Virologlar, yeni cins corona virüs salgınının ikinci dalgasını aylar öncesinden öngörmüştü. Beşerler corona nedeniyle getirilen toplumsal uzaklık kuralları ve kısıtlamalara uymadıkça, mümkün bir ikinci dalga tehlikesi de büyüyor. Son haftalarda coronanın yine sürat kazandığı gözleniyor.
Çok sayıda ülkede, evvelden olduğu üzere sıkı karantina ve toplumsal aralık kuralları mevcut değil. Almanya, İspanya ve Yunanistan, kısıtlamaların gevşetildiği birinci ülkelerden olmuştu. Dünya Sıhhat Örgütü (DSÖ) de bir müddettir, corona virüsün tahminen de hiçbir vakit hayatımızı terk etmeyeceği iletisini veriyor. Örgüt, tedbirleri yok sayarak insanların corona öncesi hayatlarındaki üzere davranmalarının yol açabileceği mümkün olumsuz sonuçlar hakkında da uyarıyor.
Birçok ülkede dükkan ve restoranlar yine açılmış durumda. Örneğin Avustralya’da restoran ve barlara giden şahıslar ortasında olay sayısının artmasıyla birlikte, hükümet tedbirleri tekrar sıkılaştırdı.
Öte yandan insanların tatile çıkma dileği da havaların ısınmasıyla giderek güçleniyor. Beşerler tatile gittiklerinde küçük bir yer içerisinde hareket ediyor, partilere gidiyor ve böylelikle dünya çapında yeni enfeksiyonların temeli atılmış oluyor. Örneğin Almanya’da Temmuz ayı sonunda enfeksiyon sayıları astronomik biçimde artış gösterdi. Virüsü bulaştırma katsayısı “R değeri” de Almanya’da doruk düzeye ulaştı.

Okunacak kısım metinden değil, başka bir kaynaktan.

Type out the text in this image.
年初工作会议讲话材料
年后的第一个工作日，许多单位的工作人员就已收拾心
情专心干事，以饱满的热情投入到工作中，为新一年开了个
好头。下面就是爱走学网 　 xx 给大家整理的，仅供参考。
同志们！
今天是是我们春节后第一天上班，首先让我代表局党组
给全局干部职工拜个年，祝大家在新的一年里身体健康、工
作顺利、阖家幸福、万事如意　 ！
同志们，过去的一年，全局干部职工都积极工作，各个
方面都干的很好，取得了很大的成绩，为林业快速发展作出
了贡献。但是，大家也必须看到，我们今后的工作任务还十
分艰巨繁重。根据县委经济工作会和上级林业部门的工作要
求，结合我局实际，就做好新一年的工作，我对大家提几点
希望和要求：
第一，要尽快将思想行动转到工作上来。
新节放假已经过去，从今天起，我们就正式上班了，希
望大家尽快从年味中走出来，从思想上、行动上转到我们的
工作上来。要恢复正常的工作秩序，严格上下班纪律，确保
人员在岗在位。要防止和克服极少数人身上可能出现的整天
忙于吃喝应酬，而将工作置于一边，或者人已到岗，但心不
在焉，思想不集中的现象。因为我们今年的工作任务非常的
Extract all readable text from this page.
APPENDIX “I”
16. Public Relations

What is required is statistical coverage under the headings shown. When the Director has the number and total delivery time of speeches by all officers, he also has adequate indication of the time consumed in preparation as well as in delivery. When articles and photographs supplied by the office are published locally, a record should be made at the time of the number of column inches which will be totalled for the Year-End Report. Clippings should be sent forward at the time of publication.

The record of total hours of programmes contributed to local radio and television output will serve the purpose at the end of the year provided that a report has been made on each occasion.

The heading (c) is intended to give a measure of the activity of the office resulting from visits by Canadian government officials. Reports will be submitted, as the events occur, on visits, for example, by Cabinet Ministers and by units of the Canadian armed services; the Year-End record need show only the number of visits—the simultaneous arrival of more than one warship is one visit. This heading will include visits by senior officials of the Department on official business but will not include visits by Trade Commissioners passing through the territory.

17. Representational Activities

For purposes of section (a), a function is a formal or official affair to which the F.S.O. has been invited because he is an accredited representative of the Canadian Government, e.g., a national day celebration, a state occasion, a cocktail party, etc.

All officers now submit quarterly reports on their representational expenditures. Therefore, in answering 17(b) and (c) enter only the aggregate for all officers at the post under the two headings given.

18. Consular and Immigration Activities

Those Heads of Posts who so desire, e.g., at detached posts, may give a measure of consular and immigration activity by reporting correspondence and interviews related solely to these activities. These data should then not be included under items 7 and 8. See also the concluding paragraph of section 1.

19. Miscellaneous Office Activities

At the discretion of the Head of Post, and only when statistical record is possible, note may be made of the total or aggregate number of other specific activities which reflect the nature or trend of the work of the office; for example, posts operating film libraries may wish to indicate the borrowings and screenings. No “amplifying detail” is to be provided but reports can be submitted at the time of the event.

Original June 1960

“R DEĞERİ” KİLİT EHEMMIYETTE
Virüsü kapmış bir kişinin virüsü yeni bir şahsa bulaştırmasını söz eden “R değeri”, ismini “reprodüksiyon” sözünün birinci harfinden alıyor. R kıymeti, enfekte kişinin virüsü ortalama kaç bireye bulaştırdığını tabir ediyor. Örneğin bu sayı 3 ise bu, her enfekte kişinin virüsü 3 şahsa bulaştırdığı manasına geliyor. Almanya’da R kıymeti, Temmuz ayı sonunda 1’in üzerine çıktı. Bunun sorumlusunun, kurallara uymaksızın büyük insan toplulukları oluşturan, seyahat eden ve hasebiyle virüsü taşıyan tatilciler olması mümkün.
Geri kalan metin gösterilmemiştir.